The first uses an enzyme immunoassay (EIA), or rarely an immunofluorescence assay (IFA), to measure the overall immune response (IgG and IgM). First-tier testing has a high sensitivity that increases the likelihood of identifying a true positive case. A positive or equivocal result is followed by a highly specific Western immunoblot test as the second-tier to confirm the diagnosis and rule out false positives. A negative first-tier result suggests no further testing is required. Second-tier testing also measures the immune response to infection, with the type based upon the duration of illness. As antibody levels are low during the “window period” of the immune response, IgM is the first immunoglobulin to develop, but is useful only during the first 30 days of illness. Reflex Western immunoblot testing for both IgM and IgG should be ordered for symptoms less than 30 days. Most individuals should will have adequate IgG antibody levels for detection 30 days of presumed infection. Therefore, only IgG Western immunoblot testing should be ordered, as testing for IgM increasing the likelihood of false positive results. A positive Western immunoblot IgG test result is confirmatory for disease. 
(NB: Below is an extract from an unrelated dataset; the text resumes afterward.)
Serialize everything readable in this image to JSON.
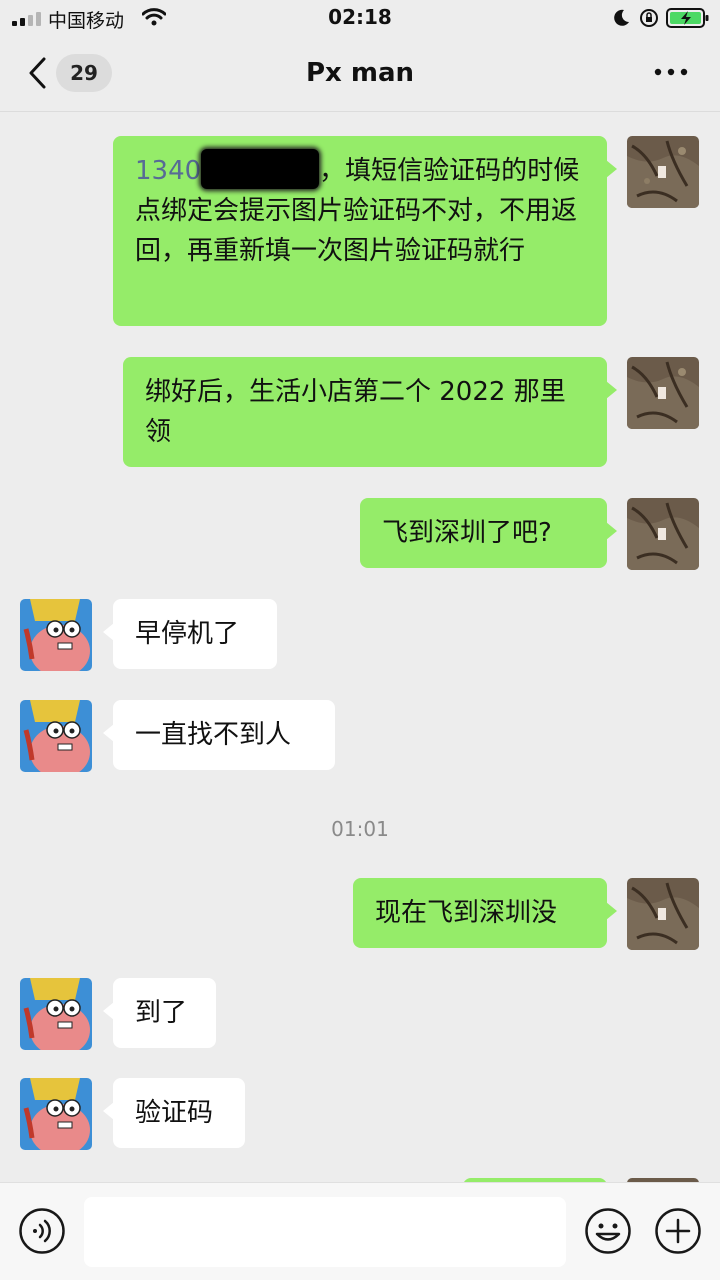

The two-tiers are designed to be concurrently; the CDC does not recommend skipping the first test and proceeding directly to the Western immunoblot. Doing so will increase the frequency of false positive results and may lead to misdiagnosis and improper treatment. Results are considered positive only if both the EIA and the immunoblot tests are positive. It should be noted the sensitivity of 2-tiered testing is low (30%–40%) during early infection (window period) as the antibody response is developing, but increases for disseminated disease; the specificity is high (>95%) during all stages of disease. It should also be noted false positive first-tier test results may occur because of other diseases, such as tick-borne relapsing fever, syphilis, anaplasmosis, leptospirosis, some autoimmune disorders (e.g., lupus), bacterial endocarditis, and/or infection with H. pylori, Epstein Barr virus, or Treponema denticola.